# Canted footbeds really worth it?



## DrnknZag (Feb 7, 2010)

I've talked to a bunch of people about canted footbeds and have received a lot of different feedback. Some people swear by them while others think it's just a gimmick. Being someone who's had some knee pain in the past, the idea is really intriguing. I've been looking for a set of bindings for my NS SL and looking for a set with canted footbeds really limits my choices (currently looking at Ride Alphas/Delta, Rome Targas, K2 Autos). What's everyone's thoughts on the canted footbeds?


----------



## ShredLife (Feb 6, 2010)

i've never tried em but know others who have and like em. 

if you're more into carving and charging than bouncing around alot i think it makes more sense. 

if you have knee problems (especially mcl) then it makes sense.

only thing you can do is try some and see if they work for you... i just don't like being any higher off of the board then i have to be. 

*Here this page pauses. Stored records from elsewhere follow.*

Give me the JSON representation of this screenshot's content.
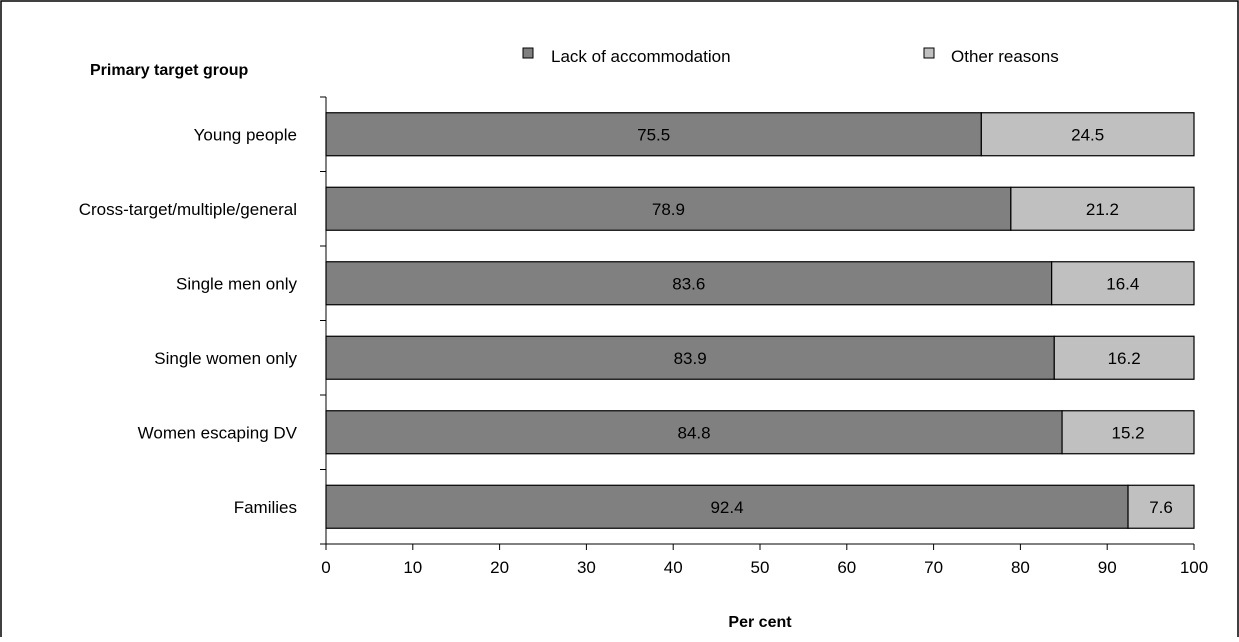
{
  "chart_data": {
    "type": "bar",
    "orientation": "horizontal",
    "stacked": true,
    "ylabel": "Primary target group",
    "xlabel": "Per cent",
    "xlim": [
      0,
      100
    ],
    "x_ticks": [
      0,
      10,
      20,
      30,
      40,
      50,
      60,
      70,
      80,
      90,
      100
    ],
    "categories": [
      "Young people",
      "Cross-target/multiple/general",
      "Single men only",
      "Single women only",
      "Women escaping DV",
      "Families"
    ],
    "series": [
      {
        "name": "Lack of accommodation",
        "color": "#808080",
        "values": [
          75.5,
          78.9,
          83.6,
          83.9,
          84.8,
          92.4
        ],
        "labels": [
          "75.5",
          "78.9",
          "83.6",
          "83.9",
          "84.8",
          "92.4"
        ]
      },
      {
        "name": "Other reasons",
        "color": "#c0c0c0",
        "values": [
          24.5,
          21.2,
          16.4,
          16.2,
          15.2,
          7.6
        ],
        "labels": [
          "24.5",
          "21.2",
          "16.4",
          "16.2",
          "15.2",
          "7.6"
        ]
      }
    ],
    "legend_position": "top",
    "grid": false
  }
}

i'm pretty sure you can still get cant beds that go underneath your bindings, between them and the board.. maybe not as dope as bindings with em built in, but maybe a cheaper way to try em to see if its for you...


----------



## DC5R (Feb 21, 2008)

Ummmm...posting this in the buy and sell section isn't really gonna get your question answered


----------



## DC5R (Feb 21, 2008)

Hmmm...Shredlife just ninja'd me. I guess you can get it answered here.


----------



## killclimbz (Aug 10, 2007)

DC5R said:


> Hmmm...Shredlife just ninja'd me. I guess you can get it answered here.


That made me chuckle, but I have to agree with you that it needs to be moved sooooooo...


----------



## john doe (Nov 6, 2009)

snowboard binding cant plate - a set on Flickr Not my link.

Easy and cheap way to give it try.


----------



## Method (Apr 3, 2009)

Well the ride contrabands I have are canted, Definitely a noticeable difference in your knees feeling sucked in and your stance feeling narrower. I could imagine it maybe helping your knees just because of how it bends them in, But I don't have knee problems so it's an ominous speculation. But I to have heard from a few others who said it helped their knees, maybe try finding a demo day if possible. Or try the cheap way posted above.


----------



## linvillegorge (Jul 6, 2009)

john doe said:


> snowboard binding cant plate - a set on Flickr Not my link.
> 
> Easy and cheap way to give it try.


Hmmm...

I may actually give that a shot. Only out a few bucks if I don't care for it.


----------



## DrnknZag (Feb 7, 2010)

DC5R said:


> Ummmm...posting this in the buy and sell section isn't really gonna get your question answered


Hahah no wonder I had trouble finding this thread again. Not sure how I ended up posting it in the for sale section. I guess that's what happens when you post from your phone!


----------



## clubmyke (Jan 21, 2010)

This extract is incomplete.